Bunu itiraf etmekten nefret ediyorum ama fikir bir yayıncıdan geldi. On bir yaş ve üstü için bir fantezi kitabı yazmamı istedi. “Çocuklar için hiç yazmadım, nasıl olur bilmiyorum” dedim. Sonra eve gidip çocuklar hakkında düşündüm. Oğlan çocukları. Bir oğlan büyü yapabilen sakallı bir adama nasıl dönüşüyor? Ve kitap ortaya çıktı… Tekrar düşününce, Ged'in hiçbir zaman sakalı olmadı.
Yerdeniz üçlemesinin daha derin boyutunu her zaman takdir etmişimdir, özellikle de yaşam ve ölümün doğasının tasavvur edilişini.
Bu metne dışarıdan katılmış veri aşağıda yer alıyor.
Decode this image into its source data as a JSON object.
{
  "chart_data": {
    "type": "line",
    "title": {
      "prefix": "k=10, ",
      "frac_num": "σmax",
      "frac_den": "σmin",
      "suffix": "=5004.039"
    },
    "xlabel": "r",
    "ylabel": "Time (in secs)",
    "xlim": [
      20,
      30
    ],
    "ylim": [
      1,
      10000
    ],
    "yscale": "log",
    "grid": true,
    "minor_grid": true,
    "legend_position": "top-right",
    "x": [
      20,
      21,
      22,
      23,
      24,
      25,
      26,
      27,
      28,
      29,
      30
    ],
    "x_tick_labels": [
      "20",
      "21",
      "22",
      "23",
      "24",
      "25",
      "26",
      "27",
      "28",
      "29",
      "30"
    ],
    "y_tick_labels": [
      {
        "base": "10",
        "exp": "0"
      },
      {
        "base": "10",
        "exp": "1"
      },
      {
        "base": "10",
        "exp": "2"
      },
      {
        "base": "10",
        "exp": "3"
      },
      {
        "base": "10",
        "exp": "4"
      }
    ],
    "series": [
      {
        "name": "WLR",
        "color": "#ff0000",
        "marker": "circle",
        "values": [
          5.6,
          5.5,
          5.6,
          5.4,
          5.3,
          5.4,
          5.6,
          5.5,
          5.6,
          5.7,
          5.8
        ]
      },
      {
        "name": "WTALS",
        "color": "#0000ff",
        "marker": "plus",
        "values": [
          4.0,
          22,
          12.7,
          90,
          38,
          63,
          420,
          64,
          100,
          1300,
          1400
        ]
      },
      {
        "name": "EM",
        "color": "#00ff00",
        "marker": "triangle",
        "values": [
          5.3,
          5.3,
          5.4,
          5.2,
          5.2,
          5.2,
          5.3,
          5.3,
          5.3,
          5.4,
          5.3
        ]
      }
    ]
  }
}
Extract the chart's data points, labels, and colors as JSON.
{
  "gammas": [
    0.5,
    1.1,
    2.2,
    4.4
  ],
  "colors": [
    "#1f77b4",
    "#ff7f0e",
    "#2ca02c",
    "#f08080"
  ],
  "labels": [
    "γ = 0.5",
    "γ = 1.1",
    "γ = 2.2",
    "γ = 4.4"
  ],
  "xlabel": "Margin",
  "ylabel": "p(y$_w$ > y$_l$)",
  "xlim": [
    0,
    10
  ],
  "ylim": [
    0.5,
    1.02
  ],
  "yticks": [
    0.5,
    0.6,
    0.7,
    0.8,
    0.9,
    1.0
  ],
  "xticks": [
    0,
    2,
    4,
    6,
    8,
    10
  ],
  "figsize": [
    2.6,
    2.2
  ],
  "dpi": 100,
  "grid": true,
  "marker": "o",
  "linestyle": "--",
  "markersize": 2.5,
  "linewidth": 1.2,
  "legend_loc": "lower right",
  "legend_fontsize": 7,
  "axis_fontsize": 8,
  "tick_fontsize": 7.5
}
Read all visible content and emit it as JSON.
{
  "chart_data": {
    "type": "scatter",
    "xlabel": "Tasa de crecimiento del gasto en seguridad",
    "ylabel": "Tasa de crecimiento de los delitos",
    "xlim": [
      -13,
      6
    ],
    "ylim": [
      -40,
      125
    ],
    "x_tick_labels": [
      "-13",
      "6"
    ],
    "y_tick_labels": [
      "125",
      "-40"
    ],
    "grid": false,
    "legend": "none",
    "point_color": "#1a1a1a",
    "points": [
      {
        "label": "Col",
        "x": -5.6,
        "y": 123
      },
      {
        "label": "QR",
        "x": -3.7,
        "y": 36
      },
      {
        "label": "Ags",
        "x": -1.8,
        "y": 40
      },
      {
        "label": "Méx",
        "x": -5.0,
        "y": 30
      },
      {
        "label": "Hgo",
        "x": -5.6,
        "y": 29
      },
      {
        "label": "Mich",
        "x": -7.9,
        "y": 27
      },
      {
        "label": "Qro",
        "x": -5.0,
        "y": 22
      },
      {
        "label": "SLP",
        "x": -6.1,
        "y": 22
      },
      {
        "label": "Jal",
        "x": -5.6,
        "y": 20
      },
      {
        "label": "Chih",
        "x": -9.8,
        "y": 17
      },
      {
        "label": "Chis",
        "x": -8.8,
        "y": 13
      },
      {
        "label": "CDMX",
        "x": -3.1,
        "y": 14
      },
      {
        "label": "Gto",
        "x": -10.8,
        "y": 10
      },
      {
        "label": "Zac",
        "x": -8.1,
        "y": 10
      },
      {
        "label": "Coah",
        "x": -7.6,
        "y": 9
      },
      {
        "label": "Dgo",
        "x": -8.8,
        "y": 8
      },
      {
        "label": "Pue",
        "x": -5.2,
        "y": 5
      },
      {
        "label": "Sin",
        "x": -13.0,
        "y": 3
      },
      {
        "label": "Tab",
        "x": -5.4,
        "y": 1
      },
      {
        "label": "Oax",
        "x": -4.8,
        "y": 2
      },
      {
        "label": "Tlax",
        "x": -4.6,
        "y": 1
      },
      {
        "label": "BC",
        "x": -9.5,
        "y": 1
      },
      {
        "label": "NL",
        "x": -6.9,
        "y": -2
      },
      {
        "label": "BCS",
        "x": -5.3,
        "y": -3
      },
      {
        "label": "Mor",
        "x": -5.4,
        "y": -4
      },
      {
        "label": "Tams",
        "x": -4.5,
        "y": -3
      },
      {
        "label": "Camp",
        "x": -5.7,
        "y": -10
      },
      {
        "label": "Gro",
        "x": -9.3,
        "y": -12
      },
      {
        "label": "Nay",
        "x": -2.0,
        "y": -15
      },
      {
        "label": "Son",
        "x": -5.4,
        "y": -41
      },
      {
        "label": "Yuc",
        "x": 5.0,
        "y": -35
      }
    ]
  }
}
En Uzak Sahil'de Ged'in ölümden sonra yaşam hakkında Cob'a verdiği mesaj: “Burada toz ve gölgeden başka bir şey yok. Orada ise o, toprak, güneş ışığı, ağaçların yaprakları, kartalın uçuşu. Yaşıyor. Ve ölmüş olan herkes, canlı…” Bu bende yer etti, babam öldüğü zaman benim için çok büyük bir teselli oldu.
Bunu söylediğiniz için teşekkür ederim. Yerdeniz Büyücüsü İngiltere'de piyasaya çıktıktan kısa süre sonra bir bilimkurgu dergisinde hakkında bir eleştiri yazısı çıktı. Eleştirmen kitabı “teselli edici” ve “cesaretlendirici” olmakla suçlamıştı. Tamam, eğer teselli yapaysa, cesaret temelsizse böyle bir eleştiri haklıdır, peki ama teselli ve cesaret, tanımları gereği yapay, temelsiz, aptalca, gevşek, anlamsız, çocukça? duygusal mıdırlar? Yazarlar sadece zalim dürüstlükleriyle tehdit etmek, dehşete düşürmek, bunaltmak için mi varlar: Dürüstçe umut vermeye hakkımız yok mu?
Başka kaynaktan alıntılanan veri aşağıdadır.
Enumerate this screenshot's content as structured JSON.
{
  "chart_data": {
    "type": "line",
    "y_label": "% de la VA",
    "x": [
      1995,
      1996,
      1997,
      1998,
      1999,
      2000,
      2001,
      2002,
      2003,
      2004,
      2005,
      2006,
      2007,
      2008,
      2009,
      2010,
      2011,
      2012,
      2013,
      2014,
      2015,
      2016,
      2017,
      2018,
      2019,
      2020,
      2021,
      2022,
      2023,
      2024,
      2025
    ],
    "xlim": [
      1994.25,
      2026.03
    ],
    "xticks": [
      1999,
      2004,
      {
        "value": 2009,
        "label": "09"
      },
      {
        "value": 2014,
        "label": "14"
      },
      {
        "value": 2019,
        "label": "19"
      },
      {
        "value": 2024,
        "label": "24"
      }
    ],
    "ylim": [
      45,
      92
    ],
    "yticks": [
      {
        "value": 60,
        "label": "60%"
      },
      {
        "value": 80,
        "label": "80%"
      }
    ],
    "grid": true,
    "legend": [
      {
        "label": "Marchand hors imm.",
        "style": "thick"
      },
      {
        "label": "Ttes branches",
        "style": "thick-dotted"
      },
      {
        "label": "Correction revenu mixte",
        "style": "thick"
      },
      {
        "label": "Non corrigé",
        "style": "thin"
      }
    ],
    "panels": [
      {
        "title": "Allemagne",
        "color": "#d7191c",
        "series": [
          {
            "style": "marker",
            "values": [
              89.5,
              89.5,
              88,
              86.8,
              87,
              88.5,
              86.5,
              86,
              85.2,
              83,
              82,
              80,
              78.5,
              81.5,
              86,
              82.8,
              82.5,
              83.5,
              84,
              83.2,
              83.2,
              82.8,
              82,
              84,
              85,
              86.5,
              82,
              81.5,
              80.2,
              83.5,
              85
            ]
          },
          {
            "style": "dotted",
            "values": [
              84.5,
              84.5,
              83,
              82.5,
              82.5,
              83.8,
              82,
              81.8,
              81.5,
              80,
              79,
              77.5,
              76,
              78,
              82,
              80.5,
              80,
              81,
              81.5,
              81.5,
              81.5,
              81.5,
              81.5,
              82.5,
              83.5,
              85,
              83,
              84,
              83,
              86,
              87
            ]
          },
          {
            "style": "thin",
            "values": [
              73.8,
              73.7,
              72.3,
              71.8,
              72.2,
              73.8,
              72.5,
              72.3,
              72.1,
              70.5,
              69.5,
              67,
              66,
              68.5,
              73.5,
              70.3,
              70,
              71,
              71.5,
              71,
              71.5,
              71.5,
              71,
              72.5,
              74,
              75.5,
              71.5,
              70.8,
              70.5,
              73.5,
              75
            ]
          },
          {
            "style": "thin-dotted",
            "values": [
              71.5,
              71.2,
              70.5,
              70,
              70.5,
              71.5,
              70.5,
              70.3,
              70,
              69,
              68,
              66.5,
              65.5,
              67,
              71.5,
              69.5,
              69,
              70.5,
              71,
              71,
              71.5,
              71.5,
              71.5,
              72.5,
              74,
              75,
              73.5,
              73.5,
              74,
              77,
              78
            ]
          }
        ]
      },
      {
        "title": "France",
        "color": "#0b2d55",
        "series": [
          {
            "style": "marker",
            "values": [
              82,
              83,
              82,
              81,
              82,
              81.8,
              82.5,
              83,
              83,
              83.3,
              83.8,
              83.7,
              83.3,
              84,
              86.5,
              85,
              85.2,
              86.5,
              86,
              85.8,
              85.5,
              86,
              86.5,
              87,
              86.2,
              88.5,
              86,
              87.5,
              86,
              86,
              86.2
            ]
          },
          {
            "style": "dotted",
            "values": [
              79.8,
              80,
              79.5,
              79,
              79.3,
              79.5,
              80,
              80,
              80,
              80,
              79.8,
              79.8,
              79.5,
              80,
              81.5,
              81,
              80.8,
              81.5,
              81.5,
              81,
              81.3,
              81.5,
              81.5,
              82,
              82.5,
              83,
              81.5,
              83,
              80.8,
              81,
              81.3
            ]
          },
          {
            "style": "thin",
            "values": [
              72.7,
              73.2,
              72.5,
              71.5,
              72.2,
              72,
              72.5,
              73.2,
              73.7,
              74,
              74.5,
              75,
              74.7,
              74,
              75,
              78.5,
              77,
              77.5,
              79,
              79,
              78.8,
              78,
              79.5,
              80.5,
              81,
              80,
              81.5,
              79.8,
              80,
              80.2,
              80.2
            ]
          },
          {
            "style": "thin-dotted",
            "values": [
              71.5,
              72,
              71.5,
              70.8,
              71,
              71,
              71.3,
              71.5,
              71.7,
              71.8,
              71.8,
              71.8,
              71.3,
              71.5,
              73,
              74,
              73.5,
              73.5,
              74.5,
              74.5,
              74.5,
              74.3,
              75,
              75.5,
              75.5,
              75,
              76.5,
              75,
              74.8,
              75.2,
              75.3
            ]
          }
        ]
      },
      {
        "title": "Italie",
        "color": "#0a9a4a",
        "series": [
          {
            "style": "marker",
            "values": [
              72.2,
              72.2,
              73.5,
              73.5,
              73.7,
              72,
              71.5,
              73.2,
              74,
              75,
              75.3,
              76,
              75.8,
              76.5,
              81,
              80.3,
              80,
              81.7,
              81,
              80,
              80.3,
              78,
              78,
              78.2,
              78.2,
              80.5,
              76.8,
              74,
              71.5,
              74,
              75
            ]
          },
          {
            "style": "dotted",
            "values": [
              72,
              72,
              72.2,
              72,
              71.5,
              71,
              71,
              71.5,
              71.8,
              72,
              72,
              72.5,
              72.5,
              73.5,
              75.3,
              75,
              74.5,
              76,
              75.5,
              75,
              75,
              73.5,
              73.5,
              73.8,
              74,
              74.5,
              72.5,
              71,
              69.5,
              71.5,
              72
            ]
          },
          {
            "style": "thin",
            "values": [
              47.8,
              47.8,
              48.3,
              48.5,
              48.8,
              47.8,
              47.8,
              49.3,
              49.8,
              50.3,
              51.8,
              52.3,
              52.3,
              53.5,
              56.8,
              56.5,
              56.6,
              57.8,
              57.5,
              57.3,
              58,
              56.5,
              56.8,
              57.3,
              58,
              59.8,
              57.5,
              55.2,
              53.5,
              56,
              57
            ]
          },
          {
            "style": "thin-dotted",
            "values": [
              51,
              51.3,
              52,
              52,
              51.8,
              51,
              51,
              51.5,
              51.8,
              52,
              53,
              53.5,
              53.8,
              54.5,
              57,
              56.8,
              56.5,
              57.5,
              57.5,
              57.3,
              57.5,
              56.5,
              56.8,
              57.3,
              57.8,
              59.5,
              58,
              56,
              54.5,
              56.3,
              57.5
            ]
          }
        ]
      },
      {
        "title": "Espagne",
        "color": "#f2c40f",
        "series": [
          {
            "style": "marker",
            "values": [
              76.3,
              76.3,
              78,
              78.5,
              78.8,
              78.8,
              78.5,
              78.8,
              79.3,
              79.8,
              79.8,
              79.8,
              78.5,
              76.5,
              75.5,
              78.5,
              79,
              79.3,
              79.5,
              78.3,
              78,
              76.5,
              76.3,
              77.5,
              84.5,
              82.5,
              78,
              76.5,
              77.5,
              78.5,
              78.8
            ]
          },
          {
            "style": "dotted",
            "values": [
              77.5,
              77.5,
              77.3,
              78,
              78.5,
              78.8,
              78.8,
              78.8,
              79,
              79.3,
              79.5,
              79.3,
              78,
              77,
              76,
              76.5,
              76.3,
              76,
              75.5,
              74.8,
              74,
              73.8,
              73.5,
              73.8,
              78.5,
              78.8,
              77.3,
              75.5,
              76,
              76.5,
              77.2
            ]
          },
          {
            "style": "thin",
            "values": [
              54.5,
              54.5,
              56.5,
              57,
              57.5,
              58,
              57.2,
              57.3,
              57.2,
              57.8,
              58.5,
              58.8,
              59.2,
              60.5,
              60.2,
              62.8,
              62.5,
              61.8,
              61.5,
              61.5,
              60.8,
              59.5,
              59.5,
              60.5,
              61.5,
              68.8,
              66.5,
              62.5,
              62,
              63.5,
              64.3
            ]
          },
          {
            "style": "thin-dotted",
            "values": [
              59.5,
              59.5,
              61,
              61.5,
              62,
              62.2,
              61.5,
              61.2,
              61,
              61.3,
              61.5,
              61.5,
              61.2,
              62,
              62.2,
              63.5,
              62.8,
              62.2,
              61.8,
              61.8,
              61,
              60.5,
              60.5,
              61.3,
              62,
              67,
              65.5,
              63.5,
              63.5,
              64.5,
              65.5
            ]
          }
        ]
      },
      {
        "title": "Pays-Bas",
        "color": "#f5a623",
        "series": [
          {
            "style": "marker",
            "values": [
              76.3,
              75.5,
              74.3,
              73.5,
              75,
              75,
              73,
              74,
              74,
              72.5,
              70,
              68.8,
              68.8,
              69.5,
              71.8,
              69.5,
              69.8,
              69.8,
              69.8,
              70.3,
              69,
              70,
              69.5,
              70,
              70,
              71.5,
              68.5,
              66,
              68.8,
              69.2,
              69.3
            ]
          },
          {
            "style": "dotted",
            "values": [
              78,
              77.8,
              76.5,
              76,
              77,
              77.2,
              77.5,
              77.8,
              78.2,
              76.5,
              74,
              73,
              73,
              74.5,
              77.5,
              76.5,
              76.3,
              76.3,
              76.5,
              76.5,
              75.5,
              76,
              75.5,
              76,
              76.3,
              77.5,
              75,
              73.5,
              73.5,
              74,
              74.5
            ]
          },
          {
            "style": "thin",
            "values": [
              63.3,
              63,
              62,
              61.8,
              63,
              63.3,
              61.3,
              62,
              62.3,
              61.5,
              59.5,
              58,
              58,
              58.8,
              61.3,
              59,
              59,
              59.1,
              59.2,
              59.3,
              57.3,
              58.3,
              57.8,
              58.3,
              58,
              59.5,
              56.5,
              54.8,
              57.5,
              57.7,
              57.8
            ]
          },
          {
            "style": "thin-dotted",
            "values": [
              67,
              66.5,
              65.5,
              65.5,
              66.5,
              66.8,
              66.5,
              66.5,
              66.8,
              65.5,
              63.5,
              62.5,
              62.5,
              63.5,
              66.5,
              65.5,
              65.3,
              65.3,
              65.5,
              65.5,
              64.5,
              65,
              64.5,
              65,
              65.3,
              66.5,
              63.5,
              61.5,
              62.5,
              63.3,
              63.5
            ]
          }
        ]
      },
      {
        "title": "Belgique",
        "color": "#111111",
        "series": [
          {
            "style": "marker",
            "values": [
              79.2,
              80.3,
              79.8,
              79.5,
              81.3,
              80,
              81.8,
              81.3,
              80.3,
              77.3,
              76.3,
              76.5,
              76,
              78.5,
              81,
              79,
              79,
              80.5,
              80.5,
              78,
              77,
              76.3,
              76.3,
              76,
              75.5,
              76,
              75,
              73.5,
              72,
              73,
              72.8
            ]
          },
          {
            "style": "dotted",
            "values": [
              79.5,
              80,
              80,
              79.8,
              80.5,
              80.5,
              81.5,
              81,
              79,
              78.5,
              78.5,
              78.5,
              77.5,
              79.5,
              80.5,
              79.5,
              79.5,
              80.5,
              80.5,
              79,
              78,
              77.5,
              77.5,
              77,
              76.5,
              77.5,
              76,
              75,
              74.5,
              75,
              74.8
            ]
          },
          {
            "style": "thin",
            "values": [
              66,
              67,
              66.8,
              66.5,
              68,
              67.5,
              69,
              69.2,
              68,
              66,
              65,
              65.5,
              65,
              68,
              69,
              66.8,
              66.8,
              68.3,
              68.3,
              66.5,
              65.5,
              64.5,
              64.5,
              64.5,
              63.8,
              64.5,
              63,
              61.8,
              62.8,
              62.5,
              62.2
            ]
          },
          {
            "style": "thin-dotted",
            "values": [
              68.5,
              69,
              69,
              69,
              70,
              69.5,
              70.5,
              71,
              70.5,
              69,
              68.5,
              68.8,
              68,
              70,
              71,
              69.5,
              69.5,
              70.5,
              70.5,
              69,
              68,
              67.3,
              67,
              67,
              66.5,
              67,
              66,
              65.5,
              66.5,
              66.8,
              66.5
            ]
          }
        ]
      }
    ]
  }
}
Eleştirmene mektup yazıp ne düşündüğümü ve bu konuda Tolkien'in de bana arka çıkacağına inandığımı söyledim. O da bana kibar bir cevap yazdı, kitabın çocuklar için yazılmış olduğunu göz önünde bulundurmamış olduğunu söyledi. Anladığım kadarıyla çocukları teselli etmeye izin var ama yetişkinleri yok.
Sanırım bu tavır şöyle garip bir inançtan kaynaklanıyor: Ortalama okuyucu o kadar mutlu, o kadar enayice inançlı, o kadar aptalca güven dolu ki ortalama yazarın yegâne vazifesi okuyucusunu hayatın zor ve acılarla dolu olduğuna ve hiçbir teselli bulunmadığına ikna etmek. Benim tanıdığım çoğu yetişkin, hayatın zorluklarının zaten farkındalar ve sanattan bu bilgiyi hem onaylamasını hem de bir umut teşkil etmesini bekliyorlar.
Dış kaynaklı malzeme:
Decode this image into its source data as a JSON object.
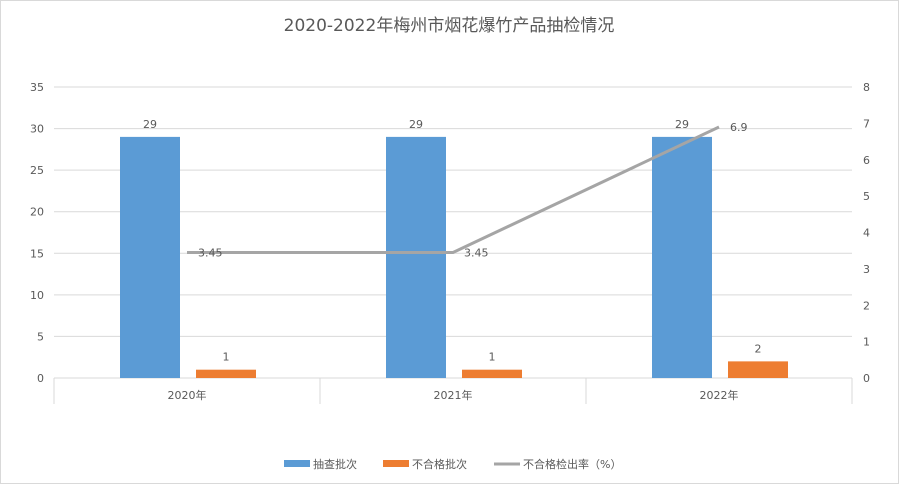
{
  "chart_data": {
    "type": "bar+line",
    "title": "2020-2022年梅州市烟花爆竹产品抽检情况",
    "categories": [
      "2020年",
      "2021年",
      "2022年"
    ],
    "series": [
      {
        "name": "抽查批次",
        "type": "bar",
        "axis": "left",
        "values": [
          29,
          29,
          29
        ],
        "color": "#5B9BD5"
      },
      {
        "name": "不合格批次",
        "type": "bar",
        "axis": "left",
        "values": [
          1,
          1,
          2
        ],
        "color": "#ED7D31"
      },
      {
        "name": "不合格检出率（%）",
        "type": "line",
        "axis": "right",
        "values": [
          3.45,
          3.45,
          6.9
        ],
        "color": "#A5A5A5"
      }
    ],
    "y_left": {
      "range": [
        0,
        35
      ],
      "ticks": [
        0,
        5,
        10,
        15,
        20,
        25,
        30,
        35
      ]
    },
    "y_right": {
      "range": [
        0,
        8
      ],
      "ticks": [
        0,
        1,
        2,
        3,
        4,
        5,
        6,
        7,
        8
      ]
    },
    "grid": true,
    "legend": "bottom"
  }
}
Seneler önce Endonezya'ya seyahat ettim. O takımadanın Yerdeniz'in ilham kaynağı olabileceğini düşündüm. Eğer değilse, nedir?
Hepimizin aklında takımadalar olduğunu düşünüyorum.
Yazdıklarınızın çoğu, kurgulanmış toplumlar üzerine yapılmış antropolojik çalışmalar olarak tanımlanabilir. Babanızın bir antropolog olduğunu biliyorum; hâlâ antropoloji okuyor musunuz ve özellikle takdir ettiğiniz antropologlar var mı?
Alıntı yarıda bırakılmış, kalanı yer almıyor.